Most relapses occur early (i.e. within 2 years of primary treatment). Recurrences are commonest in the vault of the vagina, but may also be in the lungs, bone, vagina, liver, and inguinal and supraclavicular nodes. It should be remembered that 80% of those with recurrent disease will die within 2 years, and care should be taken to maximize the quality-of-life over this time, rather than subject the patient to treatments with high morbidity and a slim chance of success.

Those with a recurrence who have not received radiotherapy should be considered for this treatment. For the remainder, the choice is between hormonal therapy and chemotherapy. The main hormonal option is high-dose progestogens, which may give a response in around 30% of patients. This aims to slow the progression of the disease. Chemotherapy can produce tumour shrinkage in some cases but toxicity is considerable, not least because these patients are often frail and have severe coexistent medical disorders.

Summary

Endometrial cancer is often considered to be easily treatable, but, stage-for-stage, its survival approximates that of other gynaecological cancers. It is fortunate that most women present with postmenopausal bleeding in the early stages of the disease.

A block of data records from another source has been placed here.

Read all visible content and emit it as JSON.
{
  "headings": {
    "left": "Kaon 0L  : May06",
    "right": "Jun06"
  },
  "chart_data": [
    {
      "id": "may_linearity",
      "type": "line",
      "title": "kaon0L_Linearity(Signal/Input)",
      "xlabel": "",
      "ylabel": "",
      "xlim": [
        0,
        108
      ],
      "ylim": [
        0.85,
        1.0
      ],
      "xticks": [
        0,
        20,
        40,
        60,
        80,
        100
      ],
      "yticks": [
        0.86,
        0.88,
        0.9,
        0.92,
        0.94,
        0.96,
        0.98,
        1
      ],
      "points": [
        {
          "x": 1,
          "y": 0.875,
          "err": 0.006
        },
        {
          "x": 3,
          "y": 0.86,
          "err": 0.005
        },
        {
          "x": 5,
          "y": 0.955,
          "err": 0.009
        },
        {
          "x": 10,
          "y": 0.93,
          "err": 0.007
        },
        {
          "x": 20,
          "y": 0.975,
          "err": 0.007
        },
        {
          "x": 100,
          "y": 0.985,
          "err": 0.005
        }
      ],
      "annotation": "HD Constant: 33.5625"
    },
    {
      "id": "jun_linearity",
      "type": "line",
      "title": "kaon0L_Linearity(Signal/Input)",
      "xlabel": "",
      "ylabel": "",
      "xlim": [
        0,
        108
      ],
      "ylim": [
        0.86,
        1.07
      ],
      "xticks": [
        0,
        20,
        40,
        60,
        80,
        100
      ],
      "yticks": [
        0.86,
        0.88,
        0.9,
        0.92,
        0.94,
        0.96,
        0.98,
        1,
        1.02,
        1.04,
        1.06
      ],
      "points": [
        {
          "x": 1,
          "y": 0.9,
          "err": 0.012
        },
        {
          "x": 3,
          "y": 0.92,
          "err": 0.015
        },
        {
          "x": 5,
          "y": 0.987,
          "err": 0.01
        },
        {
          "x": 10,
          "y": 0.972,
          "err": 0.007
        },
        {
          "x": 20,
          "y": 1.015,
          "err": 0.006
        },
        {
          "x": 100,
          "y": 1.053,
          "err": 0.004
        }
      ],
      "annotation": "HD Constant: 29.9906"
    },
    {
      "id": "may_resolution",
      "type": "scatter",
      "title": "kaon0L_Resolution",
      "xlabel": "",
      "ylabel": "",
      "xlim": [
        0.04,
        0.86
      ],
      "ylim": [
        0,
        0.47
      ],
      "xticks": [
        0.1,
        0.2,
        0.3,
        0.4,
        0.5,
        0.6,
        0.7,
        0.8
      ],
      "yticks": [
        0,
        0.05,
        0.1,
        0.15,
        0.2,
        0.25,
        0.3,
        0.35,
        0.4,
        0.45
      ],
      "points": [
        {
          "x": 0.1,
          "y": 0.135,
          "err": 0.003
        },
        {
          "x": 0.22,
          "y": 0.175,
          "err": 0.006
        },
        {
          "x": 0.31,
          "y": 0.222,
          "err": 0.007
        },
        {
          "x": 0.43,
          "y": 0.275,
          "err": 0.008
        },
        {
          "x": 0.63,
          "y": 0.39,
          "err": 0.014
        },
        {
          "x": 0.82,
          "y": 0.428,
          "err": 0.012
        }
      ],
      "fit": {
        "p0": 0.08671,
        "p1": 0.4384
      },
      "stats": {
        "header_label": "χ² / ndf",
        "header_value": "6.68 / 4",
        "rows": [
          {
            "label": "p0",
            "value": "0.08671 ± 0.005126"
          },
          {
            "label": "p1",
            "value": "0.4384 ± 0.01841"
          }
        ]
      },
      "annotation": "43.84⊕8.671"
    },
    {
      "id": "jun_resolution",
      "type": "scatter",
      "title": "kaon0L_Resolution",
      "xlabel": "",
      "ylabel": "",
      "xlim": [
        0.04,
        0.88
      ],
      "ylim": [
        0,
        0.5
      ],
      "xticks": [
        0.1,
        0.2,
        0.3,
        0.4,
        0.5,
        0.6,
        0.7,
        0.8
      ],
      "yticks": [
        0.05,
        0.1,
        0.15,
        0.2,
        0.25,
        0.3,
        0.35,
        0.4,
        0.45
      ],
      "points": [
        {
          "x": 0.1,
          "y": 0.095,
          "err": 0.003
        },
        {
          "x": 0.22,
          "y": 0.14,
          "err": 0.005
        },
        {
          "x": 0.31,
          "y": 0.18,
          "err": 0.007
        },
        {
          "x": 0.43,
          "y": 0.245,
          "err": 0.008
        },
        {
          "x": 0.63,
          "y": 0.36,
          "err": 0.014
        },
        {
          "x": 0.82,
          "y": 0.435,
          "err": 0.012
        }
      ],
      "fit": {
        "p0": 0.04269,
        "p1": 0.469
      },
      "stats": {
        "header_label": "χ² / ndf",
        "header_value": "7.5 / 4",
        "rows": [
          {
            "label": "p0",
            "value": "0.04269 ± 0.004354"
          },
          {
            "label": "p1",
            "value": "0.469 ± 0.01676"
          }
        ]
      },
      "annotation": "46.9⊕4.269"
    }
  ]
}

To ensure the best possible outcome, women who present with bleeding 6 months or more after their last menstrual period should be referred urgently for a gynaecological opinion. From there, referral to a cancer centre specializing in the treatment of gynaecological cancer is likely to be beneficial.

Key points

• Endometrial cancer is the most common gynaecological cancer in the UK, and is generally a postmenopausal disease.

• The aetiology is not fully known, but exposure to unopposed oestrogens is known to increase the risk of developing the disease.

• Endometrial cancer classically presents with postmenopausal bleeding or irregular premenopausal bleeding. Less commonly, the presentation can be with vaginal discharge.

• Diagnosis is made by biopsy of the endometrium. The cavity can be directly visualized with a hysteroscope, and the tissue sampled by curettage or using an outpatient sampling device. Postmenopausally, endometrial carcinoma is very unlikely if the transvaginal endometrial thickness is < 4 mm.

• Treatment is generally surgical (hysterectomy and removal of the ovaries), and in some cases, lymphadenectomy may be advisable. In advanced or recurrent disease, radiotherapy is the treatment of choice.